Hot, dry and smoky. That’s your forecast for northern Utah heading toward the weekend.
Blame it on the heat. Point a finger at the lack of significant rainfall. And as if you could — looking at valley haze prevalent in the region Thursday and which was expected to remain on Friday — don’t forget the impact of the West’s continuing, incendiary wildfire season as smoke drifts in from neighboring states’ blazes.
The National Weather Service certainly hasn’t, issuing a “Red Flag” wildfire danger warning for Utah itself, particularly for a stretch of Utah from Logan running south through Brigham City, Ogden, Salt Lake City, Park City, Provo and Nephi. That advisory was to extend into late Thursday evening, and with hot, dry and windy weather expected to extend into the weekend, fire danger, too, will remain high.
Northern Utah’s forecast calls for high temperatures Friday in the mid-90s, a mirror image of Thursday’s predictions. Winds of 10-20 mph, with gusts above 30 mph, also were expected in the afternoons.
Southern Utahns looked for more days under a baking sun with highs Friday around 100 degrees, the same as forecast for Thursday. There was a slight chance of afternoon thunderstorms, but little rainfall was predicted from them.
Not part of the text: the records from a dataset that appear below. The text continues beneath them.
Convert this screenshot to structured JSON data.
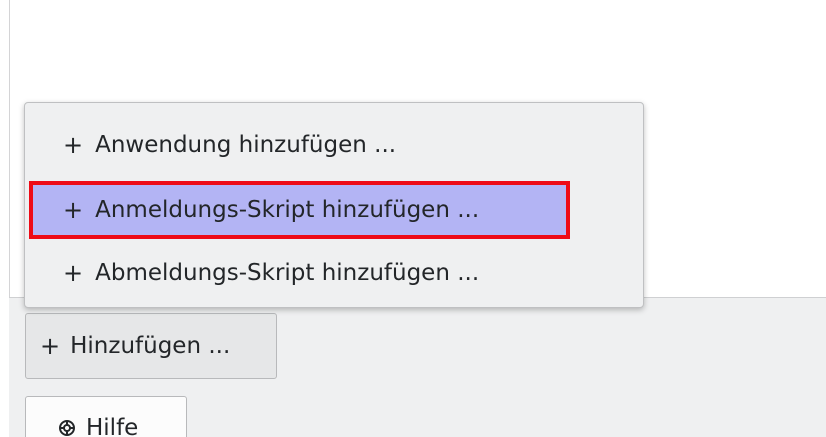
{
  "popup_menu": {
    "items": [
      {
        "label": "Anwendung hinzufügen ...",
        "icon": "plus-icon"
      },
      {
        "label": "Anmeldungs-Skript hinzufügen ...",
        "icon": "plus-icon",
        "highlighted": true
      },
      {
        "label": "Abmeldungs-Skript hinzufügen ...",
        "icon": "plus-icon"
      }
    ]
  },
  "buttons": {
    "add_label": "Hinzufügen ...",
    "help_label": "Hilfe"
  },
  "icons": {
    "plus": "+"
  },
  "colors": {
    "highlight_fill": "#b3b4f4",
    "highlight_border": "#ee0b16",
    "panel_bg": "#eff0f1"
  }
}
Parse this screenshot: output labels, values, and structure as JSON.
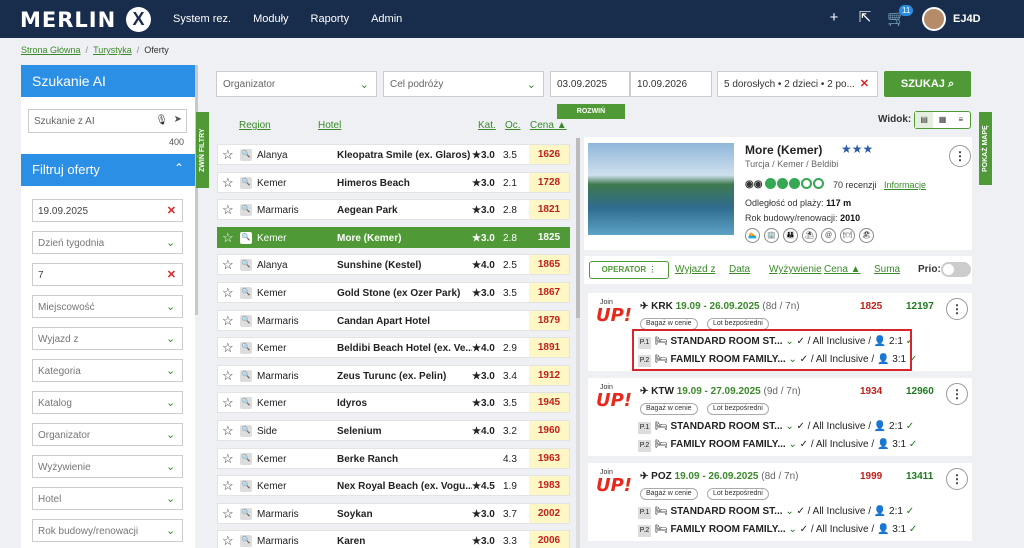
{
  "header": {
    "logo": "MERLIN",
    "logo_mark": "X",
    "nav": [
      "System rez.",
      "Moduły",
      "Raporty",
      "Admin"
    ],
    "cart_count": "11",
    "user": "EJ4D"
  },
  "breadcrumb": {
    "home": "Strona Główna",
    "section": "Turystyka",
    "current": "Oferty"
  },
  "sidebar": {
    "ai_title": "Szukanie AI",
    "ai_placeholder": "Szukanie z AI",
    "ai_count": "400",
    "filters_title": "Filtruj oferty",
    "fields": [
      {
        "value": "19.09.2025",
        "type": "clear"
      },
      {
        "value": "Dzień tygodnia",
        "type": "dropdown"
      },
      {
        "value": "7",
        "type": "clear"
      },
      {
        "value": "Miejscowość",
        "type": "dropdown"
      },
      {
        "value": "Wyjazd z",
        "type": "dropdown"
      },
      {
        "value": "Kategoria",
        "type": "dropdown"
      },
      {
        "value": "Katalog",
        "type": "dropdown"
      },
      {
        "value": "Organizator",
        "type": "dropdown"
      },
      {
        "value": "Wyżywienie",
        "type": "dropdown"
      },
      {
        "value": "Hotel",
        "type": "dropdown"
      },
      {
        "value": "Rok budowy/renowacji",
        "type": "dropdown"
      }
    ],
    "collapse_label": "ZWIŃ FILTRY"
  },
  "search": {
    "organizer": "Organizator",
    "destination": "Cel podróży",
    "date_from": "03.09.2025",
    "date_to": "10.09.2026",
    "guests": "5 dorosłych • 2 dzieci • 2 po...",
    "button": "SZUKAJ",
    "expand": "ROZWIŃ"
  },
  "list": {
    "headers": {
      "region": "Region",
      "hotel": "Hotel",
      "kat": "Kat.",
      "oc": "Oc.",
      "cena": "Cena"
    },
    "rows": [
      {
        "region": "Alanya",
        "hotel": "Kleopatra Smile (ex. Glaros)",
        "kat": "★3.0",
        "oc": "3.5",
        "price": "1626"
      },
      {
        "region": "Kemer",
        "hotel": "Himeros Beach",
        "kat": "★3.0",
        "oc": "2.1",
        "price": "1728"
      },
      {
        "region": "Marmaris",
        "hotel": "Aegean Park",
        "kat": "★3.0",
        "oc": "2.8",
        "price": "1821"
      },
      {
        "region": "Kemer",
        "hotel": "More (Kemer)",
        "kat": "★3.0",
        "oc": "2.8",
        "price": "1825",
        "selected": true
      },
      {
        "region": "Alanya",
        "hotel": "Sunshine (Kestel)",
        "kat": "★4.0",
        "oc": "2.5",
        "price": "1865"
      },
      {
        "region": "Kemer",
        "hotel": "Gold Stone (ex Ozer Park)",
        "kat": "★3.0",
        "oc": "3.5",
        "price": "1867"
      },
      {
        "region": "Marmaris",
        "hotel": "Candan Apart Hotel",
        "kat": "",
        "oc": "",
        "price": "1879"
      },
      {
        "region": "Kemer",
        "hotel": "Beldibi Beach Hotel (ex. Ve...",
        "kat": "★4.0",
        "oc": "2.9",
        "price": "1891"
      },
      {
        "region": "Marmaris",
        "hotel": "Zeus Turunc (ex. Pelin)",
        "kat": "★3.0",
        "oc": "3.4",
        "price": "1912"
      },
      {
        "region": "Kemer",
        "hotel": "Idyros",
        "kat": "★3.0",
        "oc": "3.5",
        "price": "1945"
      },
      {
        "region": "Side",
        "hotel": "Selenium",
        "kat": "★4.0",
        "oc": "3.2",
        "price": "1960"
      },
      {
        "region": "Kemer",
        "hotel": "Berke Ranch",
        "kat": "",
        "oc": "4.3",
        "price": "1963"
      },
      {
        "region": "Kemer",
        "hotel": "Nex Royal Beach (ex. Vogu...",
        "kat": "★4.5",
        "oc": "1.9",
        "price": "1983"
      },
      {
        "region": "Marmaris",
        "hotel": "Soykan",
        "kat": "★3.0",
        "oc": "3.7",
        "price": "2002"
      },
      {
        "region": "Marmaris",
        "hotel": "Karen",
        "kat": "★3.0",
        "oc": "3.3",
        "price": "2006"
      }
    ]
  },
  "view": {
    "label": "Widok:",
    "map_label": "POKAŻ MAPĘ"
  },
  "hotel": {
    "name": "More (Kemer)",
    "stars": "★★★",
    "location": "Turcja / Kemer / Beldibi",
    "reviews": "70 recenzji",
    "info_link": "Informacje",
    "beach_label": "Odległość od plaży:",
    "beach_value": "117 m",
    "build_label": "Rok budowy/renowacji:",
    "build_value": "2010",
    "amenities": [
      "🏊",
      "🏢",
      "👪",
      "⛱",
      "@",
      "🍽",
      "🏖"
    ]
  },
  "operator_bar": {
    "operator": "OPERATOR",
    "links": [
      "Wyjazd z",
      "Data",
      "Wyżywienie",
      "Cena ▲",
      "Suma"
    ],
    "prio": "Prio:"
  },
  "offers": [
    {
      "logo_small": "Join",
      "logo": "UP!",
      "airport": "KRK",
      "dates": "19.09 - 26.09.2025",
      "duration": "(8d / 7n)",
      "price": "1825",
      "total": "12197",
      "tags": [
        "Bagaż w cenie",
        "Lot bezpośredni"
      ],
      "rooms": [
        {
          "p": "P.1",
          "name": "STANDARD ROOM ST...",
          "board": "✓ / All Inclusive /",
          "occ": "2:1"
        },
        {
          "p": "P.2",
          "name": "FAMILY ROOM FAMILY...",
          "board": "✓ / All Inclusive /",
          "occ": "3:1"
        }
      ]
    },
    {
      "logo_small": "Join",
      "logo": "UP!",
      "airport": "KTW",
      "dates": "19.09 - 27.09.2025",
      "duration": "(9d / 7n)",
      "price": "1934",
      "total": "12960",
      "tags": [
        "Bagaż w cenie",
        "Lot bezpośredni"
      ],
      "rooms": [
        {
          "p": "P.1",
          "name": "STANDARD ROOM ST...",
          "board": "✓ / All Inclusive /",
          "occ": "2:1"
        },
        {
          "p": "P.2",
          "name": "FAMILY ROOM FAMILY...",
          "board": "✓ / All Inclusive /",
          "occ": "3:1"
        }
      ]
    },
    {
      "logo_small": "Join",
      "logo": "UP!",
      "airport": "POZ",
      "dates": "19.09 - 26.09.2025",
      "duration": "(8d / 7n)",
      "price": "1999",
      "total": "13411",
      "tags": [
        "Bagaż w cenie",
        "Lot bezpośredni"
      ],
      "rooms": [
        {
          "p": "P.1",
          "name": "STANDARD ROOM ST...",
          "board": "✓ / All Inclusive /",
          "occ": "2:1"
        },
        {
          "p": "P.2",
          "name": "FAMILY ROOM FAMILY...",
          "board": "✓ / All Inclusive /",
          "occ": "3:1"
        }
      ]
    }
  ],
  "colors": {
    "brand": "#182c4c",
    "accent": "#4f9a36",
    "blue": "#2b8fe6",
    "price_red": "#c0201a",
    "highlight": "#d7262b"
  }
}
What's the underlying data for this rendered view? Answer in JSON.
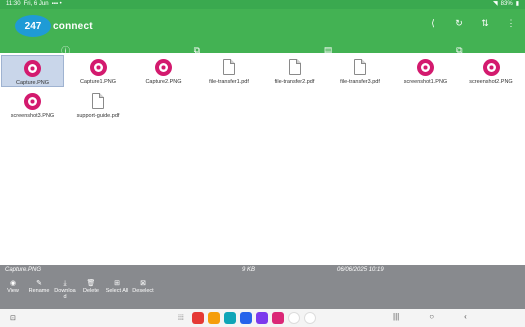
{
  "status_bar": {
    "time": "11:30",
    "date": "Fri, 6 Jun",
    "battery": "83%"
  },
  "app": {
    "logo_number": "247",
    "logo_text": "connect"
  },
  "header_icons": [
    "share-icon",
    "refresh-icon",
    "sort-icon",
    "more-icon"
  ],
  "tabs": [
    {
      "name": "info",
      "icon": "ⓘ"
    },
    {
      "name": "files",
      "icon": "⧉",
      "active": true
    },
    {
      "name": "messages",
      "icon": "▤"
    },
    {
      "name": "transfer",
      "icon": "⧉"
    }
  ],
  "files": [
    {
      "name": "Capture.PNG",
      "type": "png",
      "selected": true
    },
    {
      "name": "Capture1.PNG",
      "type": "png"
    },
    {
      "name": "Capture2.PNG",
      "type": "png"
    },
    {
      "name": "file-transfer1.pdf",
      "type": "pdf"
    },
    {
      "name": "file-transfer2.pdf",
      "type": "pdf"
    },
    {
      "name": "file-transfer3.pdf",
      "type": "pdf"
    },
    {
      "name": "screenshot1.PNG",
      "type": "png"
    },
    {
      "name": "screenshot2.PNG",
      "type": "png"
    },
    {
      "name": "screenshot3.PNG",
      "type": "png"
    },
    {
      "name": "support-guide.pdf",
      "type": "pdf"
    }
  ],
  "details": {
    "file_name": "Capture.PNG",
    "size": "9 KB",
    "date": "06/06/2025 10:19"
  },
  "actions": [
    {
      "label": "View",
      "icon": "◉"
    },
    {
      "label": "Rename",
      "icon": "✎"
    },
    {
      "label": "Downloa\nd",
      "icon": "⤓"
    },
    {
      "label": "Delete",
      "icon": "🗑"
    },
    {
      "label": "Select All",
      "icon": "⊞"
    },
    {
      "label": "Deselect",
      "icon": "⊠"
    }
  ],
  "dock_colors": [
    "#e53935",
    "#f59e0b",
    "#0ea5b7",
    "#2563eb",
    "#7c3aed",
    "#db2777",
    "#ffffff",
    "#ffffff"
  ]
}
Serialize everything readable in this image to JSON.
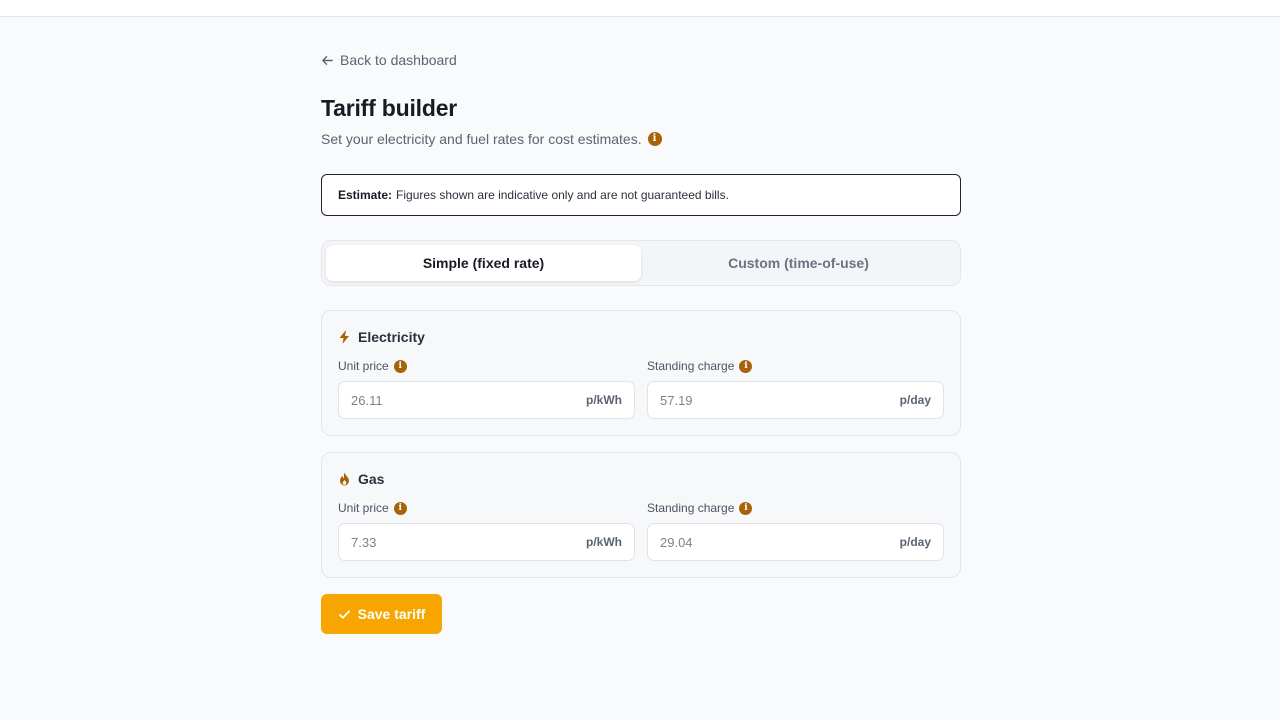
{
  "nav": {
    "back_label": "Back to dashboard"
  },
  "header": {
    "title": "Tariff builder",
    "subtitle": "Set your electricity and fuel rates for cost estimates."
  },
  "notice": {
    "strong": "Estimate:",
    "text": "Figures shown are indicative only and are not guaranteed bills."
  },
  "mode_toggle": {
    "options": [
      {
        "label": "Simple (fixed rate)",
        "active": true
      },
      {
        "label": "Custom (time-of-use)",
        "active": false
      }
    ]
  },
  "electricity": {
    "title": "Electricity",
    "icon": "lightning-icon",
    "unit_price": {
      "label": "Unit price",
      "value": "26.11",
      "unit": "p/kWh"
    },
    "standing_charge": {
      "label": "Standing charge",
      "value": "57.19",
      "unit": "p/day"
    }
  },
  "gas": {
    "title": "Gas",
    "icon": "flame-icon",
    "unit_price": {
      "label": "Unit price",
      "value": "7.33",
      "unit": "p/kWh"
    },
    "standing_charge": {
      "label": "Standing charge",
      "value": "29.04",
      "unit": "p/day"
    }
  },
  "actions": {
    "save_label": "Save tariff"
  },
  "colors": {
    "accent": "#f7a500",
    "info_icon": "#a8620a",
    "background": "#f8fafc"
  }
}
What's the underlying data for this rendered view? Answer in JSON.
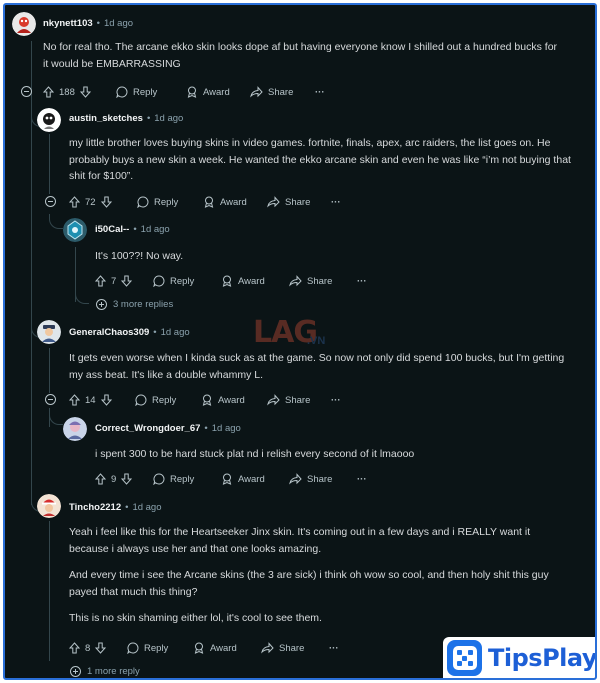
{
  "comments": [
    {
      "user": "nkynett103",
      "age": "1d ago",
      "body": [
        "No for real tho. The arcane ekko skin looks dope af but having everyone know I shilled out a hundred bucks for it would be EMBARRASSING"
      ],
      "score": "188"
    },
    {
      "user": "austin_sketches",
      "age": "1d ago",
      "body": [
        "my little brother loves buying skins in video games. fortnite, finals, apex, arc raiders, the list goes on. He probably buys a new skin a week. He wanted the ekko arcane skin and even he was like “i’m not buying that shit for $100”."
      ],
      "score": "72"
    },
    {
      "user": "i50Cal--",
      "age": "1d ago",
      "body": [
        "It's 100??! No way."
      ],
      "score": "7",
      "more_replies": "3 more replies"
    },
    {
      "user": "GeneralChaos309",
      "age": "1d ago",
      "body": [
        "It gets even worse when I kinda suck as at the game. So now not only did spend 100 bucks, but I'm getting my ass beat. It's like a double whammy L."
      ],
      "score": "14"
    },
    {
      "user": "Correct_Wrongdoer_67",
      "age": "1d ago",
      "body": [
        "i spent 300 to be hard stuck plat nd i relish every second of it lmaooo"
      ],
      "score": "9"
    },
    {
      "user": "Tincho2212",
      "age": "1d ago",
      "body": [
        "Yeah i feel like this for the Heartseeker Jinx skin. It's coming out in a few days and i REALLY want it because i always use her and that one looks amazing.",
        "And every time i see the Arcane skins (the 3 are sick) i think oh wow so cool, and then holy shit this guy payed that much this thing?",
        "This is no skin shaming either lol, it's cool to see them."
      ],
      "score": "8",
      "more_replies": "1 more reply"
    }
  ],
  "actions": {
    "reply": "Reply",
    "award": "Award",
    "share": "Share",
    "more": "···",
    "separator": "•"
  },
  "watermark": {
    "text": "LAG",
    "suffix": ".VN"
  },
  "brand": {
    "name": "TipsPlay"
  },
  "colors": {
    "background": "#0b1416",
    "frame_border": "#2a6fd8",
    "text": "#d7dadc",
    "muted": "#8ba2ad",
    "brand": "#1d72e8"
  }
}
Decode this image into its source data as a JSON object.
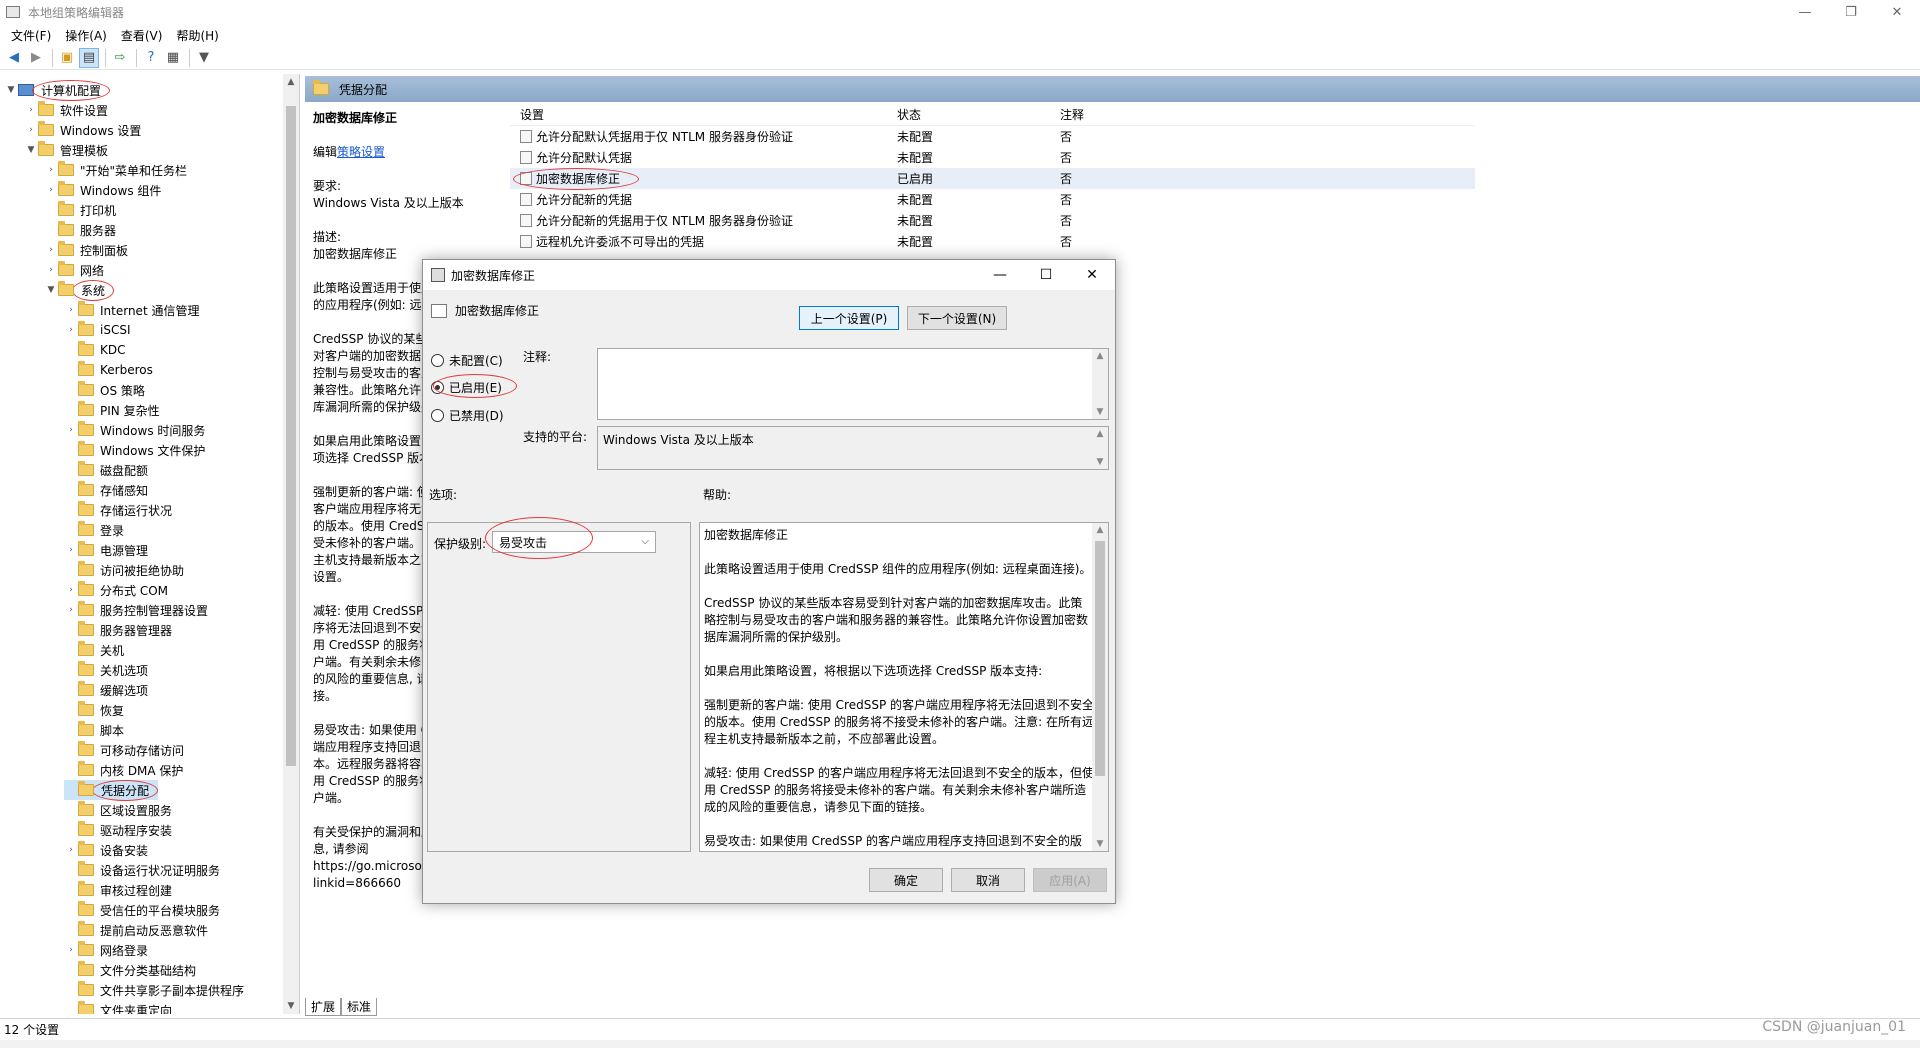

With summer air inversions trapping automobile pollution and the smoke from wildfires prevalent, it should be no surprise that air quality was compromised as the weekend approached. The Utah Division of Environmental Quality was flying its “Yellow,” or unhealthy air quality flags for Salt Lake, Davis, Utah, Weber and Box Elder counties. Only Uintah and Washington counties maintained “Green,” or satisfactory air quality grades.
Salt Lake City’s high temperature Friday was pegged at 95 degrees, the same as forecast for Thursday; Ogden looked for 93 degrees both days; Provo 94 and 96, respectively; Logan 94 degrees both days; Wendover 95 and 94; Duchesne 87 and 88; Cedar City 90 and 92; St. George 93 and 96; and Moab 96 and 98 degrees.